Analysis of Census Bureau population estimates detailing the distribution of racial and ethnic groups within and across U.S. metropolitan areas since Census 2000 reveals that:

  • Hispanic and Asian populations are spreading out from their traditional metropolitan centers, while the shift of blacks toward the South is accelerating. The Los Angeles and New York metropolitan areas contained 23 percent of the nation’s Hispanic population in 2004, down from 30 percent in 1990. Meanwhile, interior California areas such as Riverside and Stockton gained significant numbers of Hispanics and Asians. Fully 56 percent of the nation’s blacks now reside in the South, a region that has garnered 72 percent of the increase in that group’s population since 2000.

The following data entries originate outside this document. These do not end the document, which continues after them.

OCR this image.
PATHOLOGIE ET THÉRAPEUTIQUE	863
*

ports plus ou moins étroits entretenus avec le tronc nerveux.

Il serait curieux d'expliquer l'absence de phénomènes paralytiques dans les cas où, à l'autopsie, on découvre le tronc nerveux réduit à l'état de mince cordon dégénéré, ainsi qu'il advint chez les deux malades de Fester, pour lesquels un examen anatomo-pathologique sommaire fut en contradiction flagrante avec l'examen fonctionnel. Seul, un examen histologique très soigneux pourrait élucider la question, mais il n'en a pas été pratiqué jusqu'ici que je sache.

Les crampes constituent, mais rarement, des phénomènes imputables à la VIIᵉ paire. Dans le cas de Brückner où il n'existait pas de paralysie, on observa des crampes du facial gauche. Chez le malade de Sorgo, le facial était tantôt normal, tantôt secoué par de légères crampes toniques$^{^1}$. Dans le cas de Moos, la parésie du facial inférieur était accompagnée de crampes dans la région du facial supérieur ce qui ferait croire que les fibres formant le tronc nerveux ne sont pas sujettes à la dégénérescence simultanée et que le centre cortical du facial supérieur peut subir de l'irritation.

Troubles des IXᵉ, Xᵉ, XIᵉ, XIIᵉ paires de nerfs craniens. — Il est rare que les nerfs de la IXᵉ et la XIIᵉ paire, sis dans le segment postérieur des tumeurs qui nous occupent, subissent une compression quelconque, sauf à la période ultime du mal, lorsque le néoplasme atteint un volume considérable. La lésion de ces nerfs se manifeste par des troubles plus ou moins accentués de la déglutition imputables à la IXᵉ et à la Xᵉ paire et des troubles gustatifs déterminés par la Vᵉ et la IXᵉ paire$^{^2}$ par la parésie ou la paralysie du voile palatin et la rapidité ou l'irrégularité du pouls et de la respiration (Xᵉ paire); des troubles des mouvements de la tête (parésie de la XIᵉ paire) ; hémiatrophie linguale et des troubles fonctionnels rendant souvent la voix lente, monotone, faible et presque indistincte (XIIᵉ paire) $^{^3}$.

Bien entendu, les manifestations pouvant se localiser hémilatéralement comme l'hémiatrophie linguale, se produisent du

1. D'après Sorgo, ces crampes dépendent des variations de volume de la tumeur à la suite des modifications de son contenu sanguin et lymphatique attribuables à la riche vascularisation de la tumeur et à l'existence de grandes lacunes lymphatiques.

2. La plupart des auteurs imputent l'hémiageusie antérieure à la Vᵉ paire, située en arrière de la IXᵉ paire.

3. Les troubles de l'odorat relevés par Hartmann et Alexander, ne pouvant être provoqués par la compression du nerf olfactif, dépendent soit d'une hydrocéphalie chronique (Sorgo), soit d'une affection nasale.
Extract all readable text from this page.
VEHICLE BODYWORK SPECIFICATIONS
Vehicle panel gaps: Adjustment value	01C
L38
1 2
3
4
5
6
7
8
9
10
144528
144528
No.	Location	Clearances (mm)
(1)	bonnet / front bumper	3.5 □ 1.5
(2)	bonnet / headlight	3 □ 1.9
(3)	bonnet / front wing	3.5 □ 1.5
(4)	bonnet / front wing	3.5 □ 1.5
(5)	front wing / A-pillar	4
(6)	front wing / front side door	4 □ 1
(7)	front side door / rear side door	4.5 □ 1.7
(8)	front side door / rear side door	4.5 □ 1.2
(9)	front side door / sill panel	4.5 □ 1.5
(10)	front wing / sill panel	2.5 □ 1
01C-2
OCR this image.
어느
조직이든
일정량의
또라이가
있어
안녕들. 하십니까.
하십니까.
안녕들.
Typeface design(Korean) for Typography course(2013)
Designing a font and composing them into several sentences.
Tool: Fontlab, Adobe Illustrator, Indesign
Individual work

  • The fastest growing metro areas for each minority group in 2000–2004 are no longer unique, but closely parallel the fastest growing areas in the nation. National growth centers such as Las Vegas, Atlanta, Orlando, and Phoenix are now prominent centers of minority population growth as well. Still, Hispanics, Asians, and blacks remain more likely to reside in large metropolitan areas than the population as a whole.

  • Of the nation’s 361 metropolitan areas, 111 registered declines in white population from 2000 to 2004, with the largest absolute losses occurring in New York, San Francisco, and Los Angeles. Declines were greatest in coastal metropolitan areas and economically stagnant parts of the country. More so than for minority groups, white population growth has dispersed towards smaller-sized areas.

  • Minorities contributed the majority of population gains in the nation’s fastest-growing metropolitan areas and central metropolitan counties from 2000 to 2004. Minority groups remain the demographic lifeblood of inner counties in older metropolitan areas, but they are increasingly fueling growth in fast-growing outer suburban and “exurban” counties as well.

  • A strong multi-minority presence characterizes 18 large “melting pot” metro areas, and 27 large metro areas now have “majority minority” child populations. Because the nation’s child population is more racially diverse than its adult population, in nearly one-third of all large metro areas—including Washington, D.C., Chicago, Phoenix, and Atlanta—fewer than half of all people under age 15 are white.

Hispanic, Asian, and black populations continue to migrate to, and expand their presence in, new destinations. They are increasingly living in suburbs, in rapidly growing job centers in the South and West, and in more affordable areas adjacent to higher-priced coastal metro areas. The wider dispersal of minority populations signifies the broadening relevance of policies aimed at more diverse, including immigrant, communities.